A desperate situation for the Pilgrims gave way to joy when the Native Americans taught the new settlers how to plant corn, fish and hunt. In the fall of 1621, less than a year of arriving in the new land, the Pilgrims shared a harvest with the Indians, and that meal is now considered the basis for the Thanksgiving holiday.
Just like the Pilgrims may have asked that first winter, there are those today who are crying out, “Where is God?” Search no further than the words spoken by King David in the 23rd Psalm when he proclaims, “The Lord is my Shepherd, I shall not want.” If we would simply acknowledge the goodness of God like the Pilgrims did, our attitude can become one of thankfulness and blessings.
We are blessed to live in the greatest nation on earth. America is a land of abundance, prosperity and opportunity. We must never take for granted the things that make our country great. We must give thanks, be grateful and pray…for it’s hard to stumble when you’re on your knees.
Our nation’s icons proclaim God’s greatness. The Liberty Bell in Philadelphia has an inscription from Leviticus 25:10 “Proclaim LIBERTY throughout all the land unto all the inhabitants thereof.” Engraved on the top of the Washington Monument towering 555 feet above the ground are the words, “Praise be to God.” The declaration “In God We Trust” is prominently displayed in both the United States House and Senate Chambers.
The phrase “In God We Trust” was added on our coins in 1863 and then added to the dollar bill in 1957. Our Pledge of Allegiance proudly proclaims, “One nation, under God.” And the final line of the the 4th verse of the “Star-Spangled Banner” says, “And this be our motto, In God is our Trust.”
Was it really worth it for the Pilgrims to risk everything in order to have religious freedom and liberty?
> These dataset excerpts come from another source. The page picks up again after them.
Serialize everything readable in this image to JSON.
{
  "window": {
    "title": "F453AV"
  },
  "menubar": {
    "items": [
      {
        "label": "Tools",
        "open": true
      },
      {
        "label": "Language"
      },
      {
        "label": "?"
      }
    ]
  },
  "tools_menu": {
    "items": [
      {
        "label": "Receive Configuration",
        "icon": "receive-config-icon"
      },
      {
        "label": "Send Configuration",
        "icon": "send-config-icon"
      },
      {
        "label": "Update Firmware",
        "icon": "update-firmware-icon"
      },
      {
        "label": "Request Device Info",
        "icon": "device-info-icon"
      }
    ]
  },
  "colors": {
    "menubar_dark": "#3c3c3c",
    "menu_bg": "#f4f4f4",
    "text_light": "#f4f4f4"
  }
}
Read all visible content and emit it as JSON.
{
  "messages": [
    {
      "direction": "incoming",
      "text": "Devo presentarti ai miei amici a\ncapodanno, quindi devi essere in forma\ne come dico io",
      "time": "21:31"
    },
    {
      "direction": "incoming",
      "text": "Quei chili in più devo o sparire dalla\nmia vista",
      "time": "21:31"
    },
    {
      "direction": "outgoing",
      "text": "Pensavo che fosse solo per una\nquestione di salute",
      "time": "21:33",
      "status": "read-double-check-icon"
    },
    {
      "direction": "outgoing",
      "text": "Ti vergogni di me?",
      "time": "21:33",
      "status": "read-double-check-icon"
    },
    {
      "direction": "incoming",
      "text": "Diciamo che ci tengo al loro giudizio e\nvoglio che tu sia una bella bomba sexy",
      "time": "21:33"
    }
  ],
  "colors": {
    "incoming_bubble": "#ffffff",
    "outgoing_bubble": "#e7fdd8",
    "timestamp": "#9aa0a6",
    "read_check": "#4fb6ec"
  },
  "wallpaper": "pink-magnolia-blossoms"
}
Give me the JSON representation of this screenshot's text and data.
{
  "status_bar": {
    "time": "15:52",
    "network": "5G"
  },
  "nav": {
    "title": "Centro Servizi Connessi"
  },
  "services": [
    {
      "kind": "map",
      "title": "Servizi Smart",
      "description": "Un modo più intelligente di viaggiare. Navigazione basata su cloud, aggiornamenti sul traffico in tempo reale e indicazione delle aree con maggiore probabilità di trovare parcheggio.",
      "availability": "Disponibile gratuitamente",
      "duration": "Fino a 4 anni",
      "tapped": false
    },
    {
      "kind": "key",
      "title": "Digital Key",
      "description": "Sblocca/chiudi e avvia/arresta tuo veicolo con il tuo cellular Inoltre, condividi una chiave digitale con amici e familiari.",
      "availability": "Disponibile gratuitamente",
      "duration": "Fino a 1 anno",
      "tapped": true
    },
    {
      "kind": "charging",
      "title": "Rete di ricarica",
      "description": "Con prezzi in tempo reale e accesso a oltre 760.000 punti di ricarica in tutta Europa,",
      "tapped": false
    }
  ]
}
Is America today worth fighting for to preserve religious liberty? I resoundingly say “Yes!”
As we gather around the table this Thanksgiving, let’s take just a bit more time to count our blessings and think about the humble beginnings that small group of settlers had during their first Thanksgiving feast. Consider how they endured through the tough times and realized their hope was in the God they served.
Choose this Thanksgiving how you might be a blessing to others less fortunate. With the support of people who have such compassionate hearts, we here at the Bossier Sheriff’s Office are humbled to help others by the giving of food to our neighbors through Operation Blessing or the presentation of toys to boys and girls less fortunate at Christmas with Operation Santa Claus. Or we give the gift of encouragement through a phone call to our shut-ins.
And while we enjoy the freedom to fellowship with our family and friends, take time to be grateful for the men and women who serve in the Armed Forces, many who are on guard around the world during the holidays away from their families, so that we may celebrate in peace.
Remember those who are working around the clock while we break bread this Thanksgiving…the men and women of law enforcement, firefighters and emergency medical personnel who protect and serve our communities.
Most importantly, remember to give thanks to God, for in 1 Thessalonians 5:18, we read, “In everything give thanks: for this is the will of God in Christ Jesus concerning you.”
As we celebrate with our families this year, may we remember the gratefulness to God by the Pilgrims and how we have the privilege of celebrating Thanksgiving in America – A Land of Great Hope from Humble Beginnings.